Libertarian philosopher David Gordon gave the book a scathing review in 1983.  Forty years later he revisits it here.  I’ll make a couple additional points:

i.  At Michael Berliner's suggestion, Peikoff decided to publish the chapters concerning Germany as a stand-alone book in 2013, The Cause of Hitler’s Germany. Based on Peikoff's new introduction, I get the impression that he thinks this is the more important part of The Ominous Parallels and didn't get the attention it deserved. The text of these chapters is identical to the original, with the exception of changing a few sentences that refer to the omitted chapters. That's a problem since The Ominous Parallels contained numerous mistakes in intellectual history. One of the biggest problems is Peikoff's repeated references to Rauschning's Hitler Speaks (aka The Voice of Destruction), a book of largely manufactured discussions with Hitler.

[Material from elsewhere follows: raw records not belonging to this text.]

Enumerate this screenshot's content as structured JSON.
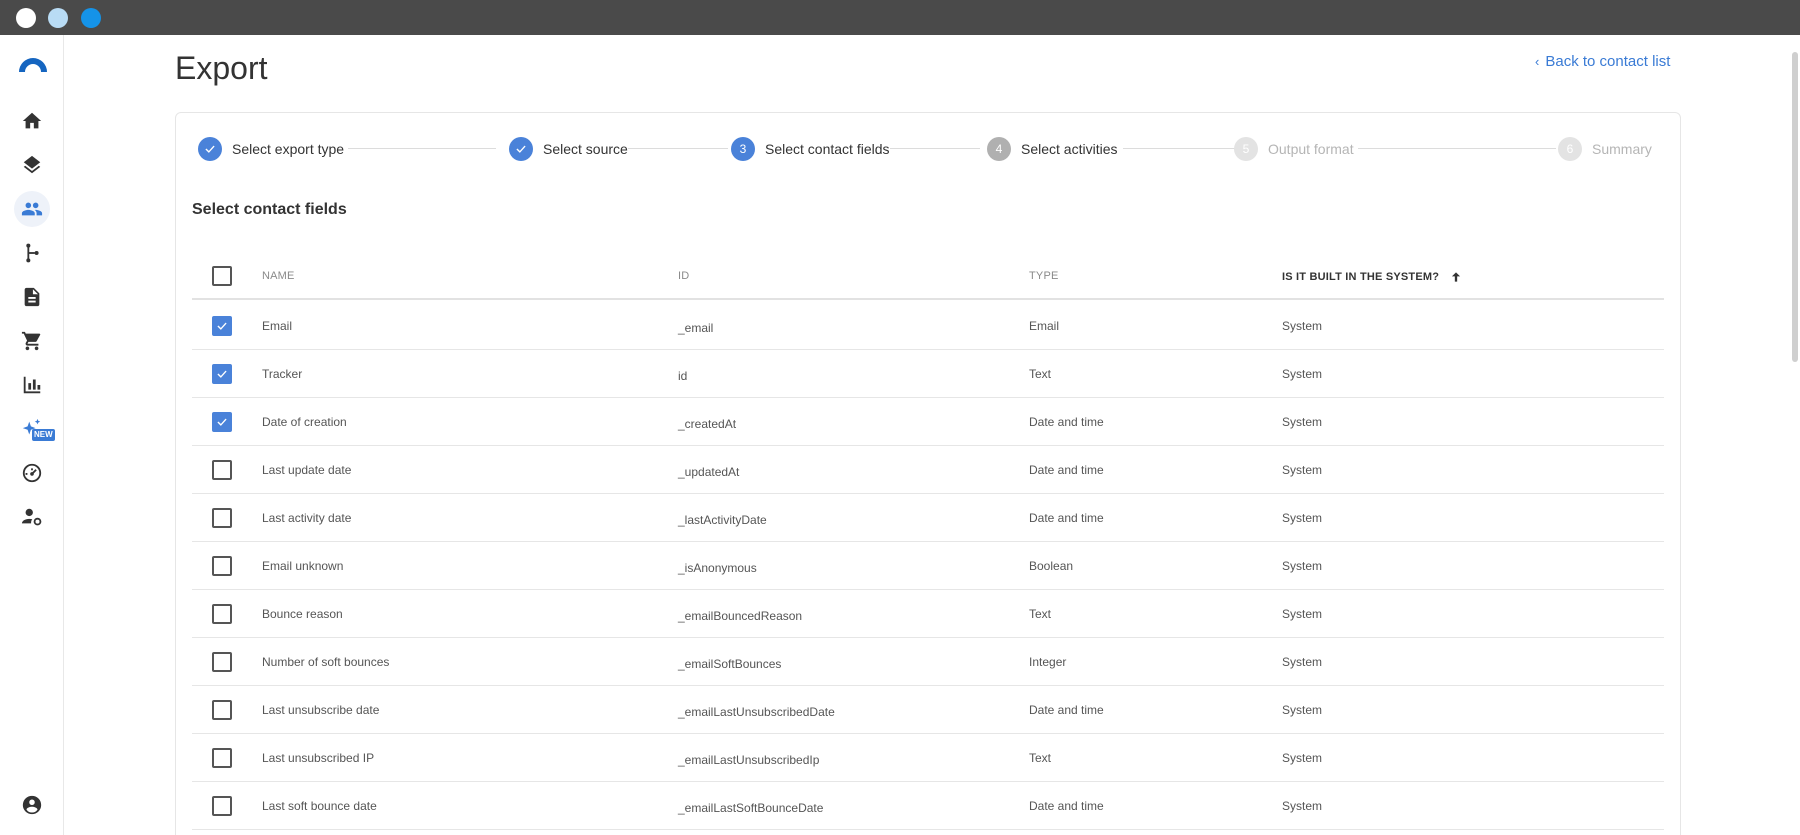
{
  "page": {
    "title": "Export",
    "back_link": "Back to contact list"
  },
  "stepper": [
    {
      "number": "1",
      "label": "Select export type",
      "state": "done"
    },
    {
      "number": "2",
      "label": "Select source",
      "state": "done"
    },
    {
      "number": "3",
      "label": "Select contact fields",
      "state": "current"
    },
    {
      "number": "4",
      "label": "Select activities",
      "state": "next"
    },
    {
      "number": "5",
      "label": "Output format",
      "state": "far"
    },
    {
      "number": "6",
      "label": "Summary",
      "state": "far"
    }
  ],
  "section_title": "Select contact fields",
  "table": {
    "headers": {
      "name": "NAME",
      "id": "ID",
      "type": "TYPE",
      "built_in": "IS IT BUILT IN THE SYSTEM?"
    },
    "rows": [
      {
        "name": "Email",
        "id": "_email",
        "type": "Email",
        "built_in": "System",
        "checked": true
      },
      {
        "name": "Tracker",
        "id": "id",
        "type": "Text",
        "built_in": "System",
        "checked": true
      },
      {
        "name": "Date of creation",
        "id": "_createdAt",
        "type": "Date and time",
        "built_in": "System",
        "checked": true
      },
      {
        "name": "Last update date",
        "id": "_updatedAt",
        "type": "Date and time",
        "built_in": "System",
        "checked": false
      },
      {
        "name": "Last activity date",
        "id": "_lastActivityDate",
        "type": "Date and time",
        "built_in": "System",
        "checked": false
      },
      {
        "name": "Email unknown",
        "id": "_isAnonymous",
        "type": "Boolean",
        "built_in": "System",
        "checked": false
      },
      {
        "name": "Bounce reason",
        "id": "_emailBouncedReason",
        "type": "Text",
        "built_in": "System",
        "checked": false
      },
      {
        "name": "Number of soft bounces",
        "id": "_emailSoftBounces",
        "type": "Integer",
        "built_in": "System",
        "checked": false
      },
      {
        "name": "Last unsubscribe date",
        "id": "_emailLastUnsubscribedDate",
        "type": "Date and time",
        "built_in": "System",
        "checked": false
      },
      {
        "name": "Last unsubscribed IP",
        "id": "_emailLastUnsubscribedIp",
        "type": "Text",
        "built_in": "System",
        "checked": false
      },
      {
        "name": "Last soft bounce date",
        "id": "_emailLastSoftBounceDate",
        "type": "Date and time",
        "built_in": "System",
        "checked": false
      }
    ]
  },
  "sidebar": {
    "items": [
      {
        "icon": "home-icon"
      },
      {
        "icon": "layers-icon"
      },
      {
        "icon": "contacts-icon",
        "active": true
      },
      {
        "icon": "workflow-icon"
      },
      {
        "icon": "document-icon"
      },
      {
        "icon": "cart-icon"
      },
      {
        "icon": "bar-chart-icon"
      },
      {
        "icon": "sparkle-icon",
        "badge": "NEW"
      },
      {
        "icon": "gauge-icon"
      },
      {
        "icon": "user-settings-icon"
      }
    ],
    "bottom": {
      "icon": "account-icon"
    }
  },
  "colors": {
    "accent": "#4a82d9",
    "link": "#3a7bd5",
    "titlebar": "#4a4a4a"
  }
}
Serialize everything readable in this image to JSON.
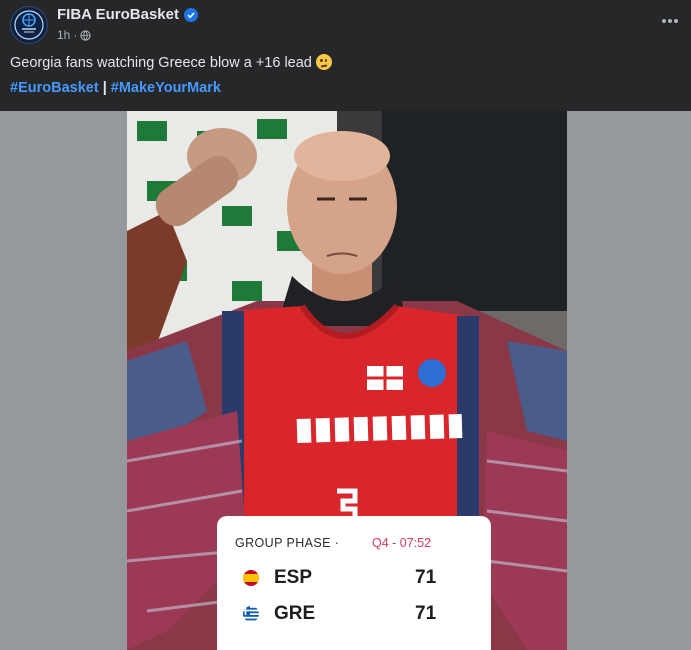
{
  "post": {
    "page_name": "FIBA EuroBasket",
    "time": "1h",
    "caption": "Georgia fans watching Greece blow a +16 lead",
    "hashtags": [
      "#EuroBasket",
      "#MakeYourMark"
    ],
    "hashtag_separator": "|"
  },
  "scoreboard": {
    "phase": "GROUP PHASE",
    "clock": "Q4 - 07:52",
    "teams": [
      {
        "code": "ESP",
        "score": "71",
        "flag": "spain-flag-icon"
      },
      {
        "code": "GRE",
        "score": "71",
        "flag": "greece-flag-icon"
      }
    ]
  },
  "colors": {
    "background": "#252728",
    "hashtag": "#4599ff",
    "verified": "#1b74e4",
    "clock": "#d23a5d",
    "jersey": "#d8262a"
  }
}
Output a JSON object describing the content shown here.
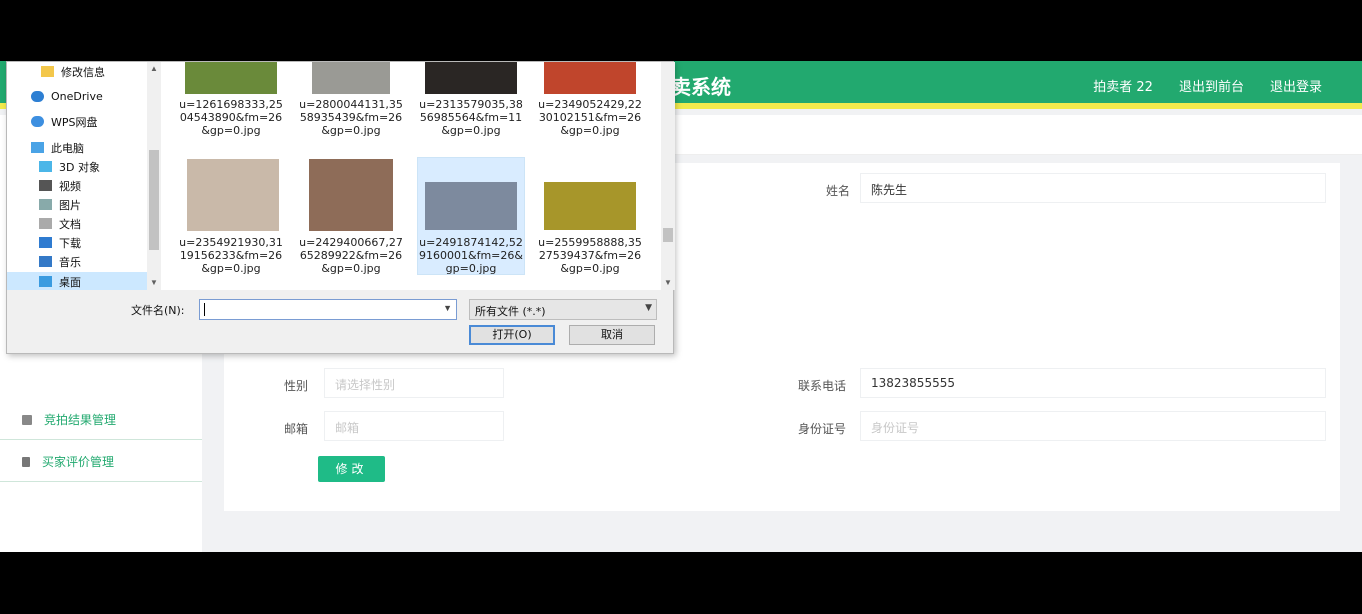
{
  "app": {
    "title": "卖系统",
    "header_links": [
      "拍卖者 22",
      "退出到前台",
      "退出登录"
    ]
  },
  "sidebar": {
    "items": [
      {
        "label": "竞拍结果管理",
        "icon": "list-icon"
      },
      {
        "label": "买家评价管理",
        "icon": "flag-icon"
      }
    ]
  },
  "form": {
    "name_label": "姓名",
    "name_value": "陈先生",
    "gender_label": "性别",
    "gender_placeholder": "请选择性别",
    "phone_label": "联系电话",
    "phone_value": "13823855555",
    "email_label": "邮箱",
    "email_placeholder": "邮箱",
    "id_label": "身份证号",
    "id_placeholder": "身份证号",
    "submit_label": "修改"
  },
  "dialog": {
    "nav_items": [
      {
        "label": "修改信息",
        "icon": "folder-icon"
      },
      {
        "label": "OneDrive",
        "icon": "cloud-icon"
      },
      {
        "label": "WPS网盘",
        "icon": "cloud-icon"
      },
      {
        "label": "此电脑",
        "icon": "computer-icon"
      },
      {
        "label": "3D 对象",
        "icon": "cube-icon"
      },
      {
        "label": "视频",
        "icon": "video-icon"
      },
      {
        "label": "图片",
        "icon": "picture-icon"
      },
      {
        "label": "文档",
        "icon": "document-icon"
      },
      {
        "label": "下载",
        "icon": "download-icon"
      },
      {
        "label": "音乐",
        "icon": "music-icon"
      },
      {
        "label": "桌面",
        "icon": "desktop-icon"
      }
    ],
    "files": [
      {
        "name": "u=1261698333,2504543890&fm=26&gp=0.jpg",
        "color": "#6a8a3a"
      },
      {
        "name": "u=2800044131,3558935439&fm=26&gp=0.jpg",
        "color": "#9a9a95"
      },
      {
        "name": "u=2313579035,3856985564&fm=11&gp=0.jpg",
        "color": "#2a2624"
      },
      {
        "name": "u=2349052429,2230102151&fm=26&gp=0.jpg",
        "color": "#c0452c"
      },
      {
        "name": "u=2354921930,3119156233&fm=26&gp=0.jpg",
        "color": "#c9b9a9"
      },
      {
        "name": "u=2429400667,2765289922&fm=26&gp=0.jpg",
        "color": "#8e6c58"
      },
      {
        "name": "u=2491874142,529160001&fm=26&gp=0.jpg",
        "color": "#7d8a9e"
      },
      {
        "name": "u=2559958888,3527539437&fm=26&gp=0.jpg",
        "color": "#a7962a"
      }
    ],
    "filename_label": "文件名(N):",
    "filename_value": "",
    "filetype_value": "所有文件 (*.*)",
    "open_label": "打开(O)",
    "cancel_label": "取消"
  }
}
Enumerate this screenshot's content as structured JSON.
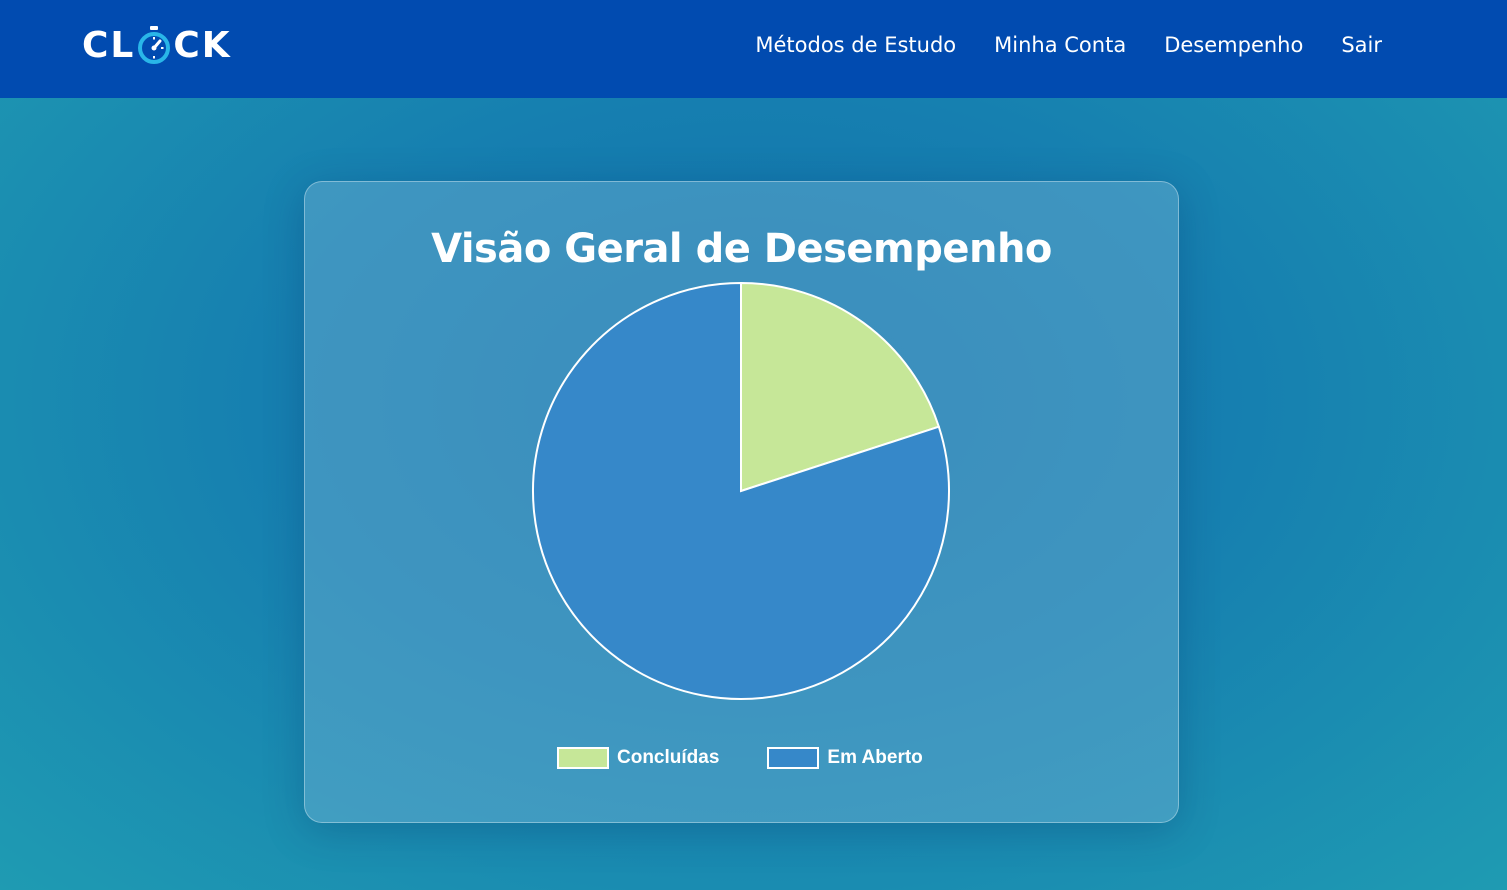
{
  "header": {
    "logo_text": "CLOCK",
    "nav": [
      {
        "label": "Métodos de Estudo"
      },
      {
        "label": "Minha Conta"
      },
      {
        "label": "Desempenho"
      },
      {
        "label": "Sair"
      }
    ]
  },
  "colors": {
    "navbar": "#014bb0",
    "logo_accent": "#29b6e8",
    "concluidas": "#c6e798",
    "em_aberto": "#3688c9"
  },
  "chart_data": {
    "type": "pie",
    "title": "Visão Geral de Desempenho",
    "categories": [
      "Concluídas",
      "Em Aberto"
    ],
    "values": [
      20,
      80
    ],
    "colors": [
      "#c6e798",
      "#3688c9"
    ],
    "legend_position": "bottom"
  }
}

While the fraudulent nature of Rauschning's book wasn’t known until after The Ominous Parallels was published, it widely known by 2013.  A friend of mine told me that when he first read The Ominous Parallels, he thought some of the quotes (for example, “the age of reason is over”) were “too good to be true.”

ii.  Peikoff references all number of (in his view) anti-rationalist writers and thinkers such as Emil Brunner, Karl Barth, Thomas Mann, Sigmund Freud, Ernst Cassirer, etc. but hardly ever mentions that these people were anti-Nazi.  Of course Peikoff could argue that they didn’t draw the conclusions to Kant’s work that a consistent Kantian would, but an author should take into account possible objections to his thesis.

2.  Timothy Sandefur recently published The Furies: How Isabel Paterson, Rose Wilder Lane, and Ayn Rand Found Liberty in an Age of Darkness.  It’s an account of the friendship of these foundresses of modern libertarianism in the context of the politics of their time.  I have only skimmed it, but it looks outstanding.  I was naturally interested in the sources Sandefur would use for Rand’s life.  He says he relies principally on the late Anne Heller’s 2009, Ayn Rand and the World She Made, while noting that Rand’s followers view this and other (unnamed) biographies differently.  He doesn’t cite Barbara Branden’s 1986 biography, The Passion of Ayn Rand (or mention her at all) much less a certain critic of the Branden biography.

Tuesday, January 17, 2023

Objectivist Roundup, January 2023

Not much happening.  The Ayn Rand Institute just released their 2022 report.  It contains a previously unanthologized essay by Rand about the Spanish painter Jose Manuel Capuletti.  The ARI reports that it is currently digitizing the Ayn Rand Archives.  For those of us who would like to see the unbowlderized Rand Journals and other material, don't expect to see them anytime soon.  It will be a "multi-year project."